For an objective, I am trying to compute the MultiHead Attention Matrix for a sparse matrix and a dense matrix. I understand that by default, the Keras MultiHead Attention API requires two dense matrices, and then returns the attention value after the Softmax operation with the Query, Keys and Values from the Vaswani et. al paper "Attention is all you need".
However, I have a use-case where I have a sparse and dense matrix, and I want to pass them to a MultiHead Attention layer as a Query and a Value respectively.
By default, there is no support, and converting to dense and back is not an option as the time complexity grows a lot.

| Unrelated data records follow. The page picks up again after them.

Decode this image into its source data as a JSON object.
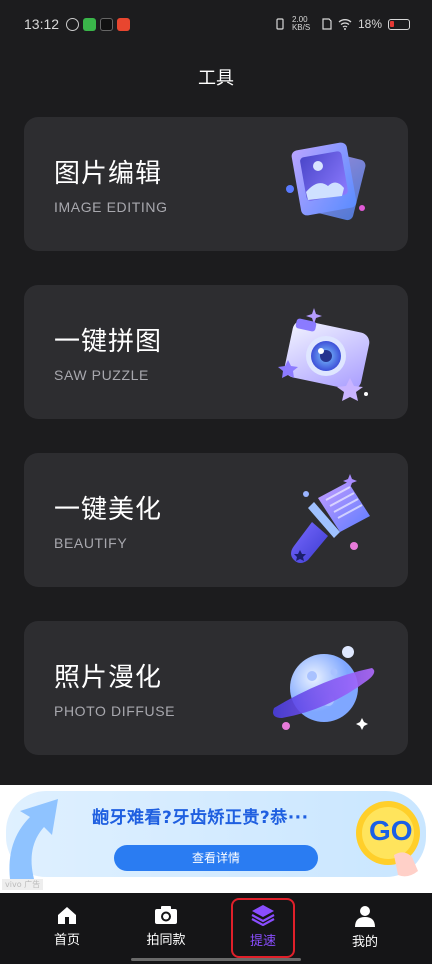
{
  "status_bar": {
    "time": "13:12",
    "speed": "2.00 KB/S",
    "battery": "18%"
  },
  "header": {
    "title": "工具"
  },
  "tools": [
    {
      "title": "图片编辑",
      "subtitle": "IMAGE EDITING",
      "icon": "photo-stack-icon"
    },
    {
      "title": "一键拼图",
      "subtitle": "SAW PUZZLE",
      "icon": "camera-icon"
    },
    {
      "title": "一键美化",
      "subtitle": "BEAUTIFY",
      "icon": "brush-icon"
    },
    {
      "title": "照片漫化",
      "subtitle": "PHOTO DIFFUSE",
      "icon": "planet-icon"
    }
  ],
  "ad": {
    "headline": "龅牙难看?牙齿矫正贵?恭···",
    "cta": "查看详情",
    "go_text": "GO",
    "label": "vivo 广告"
  },
  "tabbar": {
    "items": [
      {
        "label": "首页",
        "icon": "home-icon"
      },
      {
        "label": "拍同款",
        "icon": "camera-icon"
      },
      {
        "label": "提速",
        "icon": "layers-icon"
      },
      {
        "label": "我的",
        "icon": "user-icon"
      }
    ],
    "active_index": 2
  },
  "colors": {
    "background": "#1c1c1e",
    "card": "#2d2d30",
    "accent": "#8a4dff",
    "highlight_border": "#e0202a"
  }
}
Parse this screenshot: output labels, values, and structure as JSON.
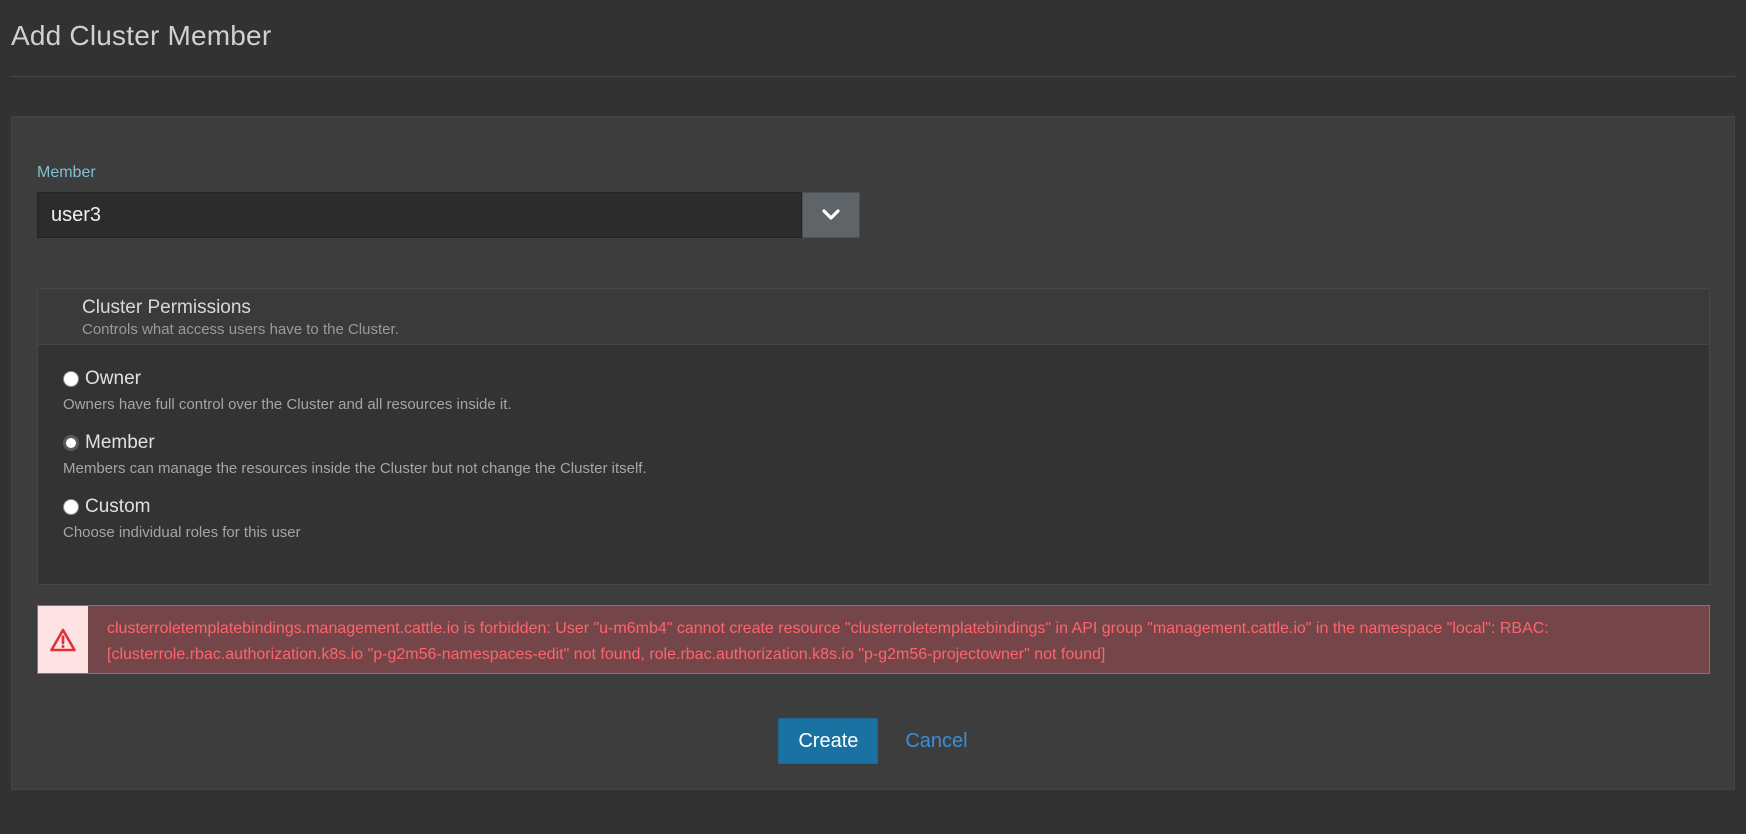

Is there any way to override the internal applications not compatible with sparse-dense combinations, and maybe replace them with mixed APIs such as sparse_dense_matmul
for the Attention computation? Albeit, the documentation states that the matrix ranks must be 2 for sparse_dense_matmul
, which is why class overriding also seems not plausible to me directly, unless I write my own class sparse-dense computation block. Note: Rank for matmul is usually 3 for a transformer, as the shapes are in the format of (Batch Size, Sequence Length, Dim).
To given an example:
att = layers.MultiHeadAttention(num_heads=num_heads,
key_dim=embed_dim)
attn_output = att(query=inputs1, value=inputs2) # I would like to pass this query as sparse, this value as dense.
I appreciate any help.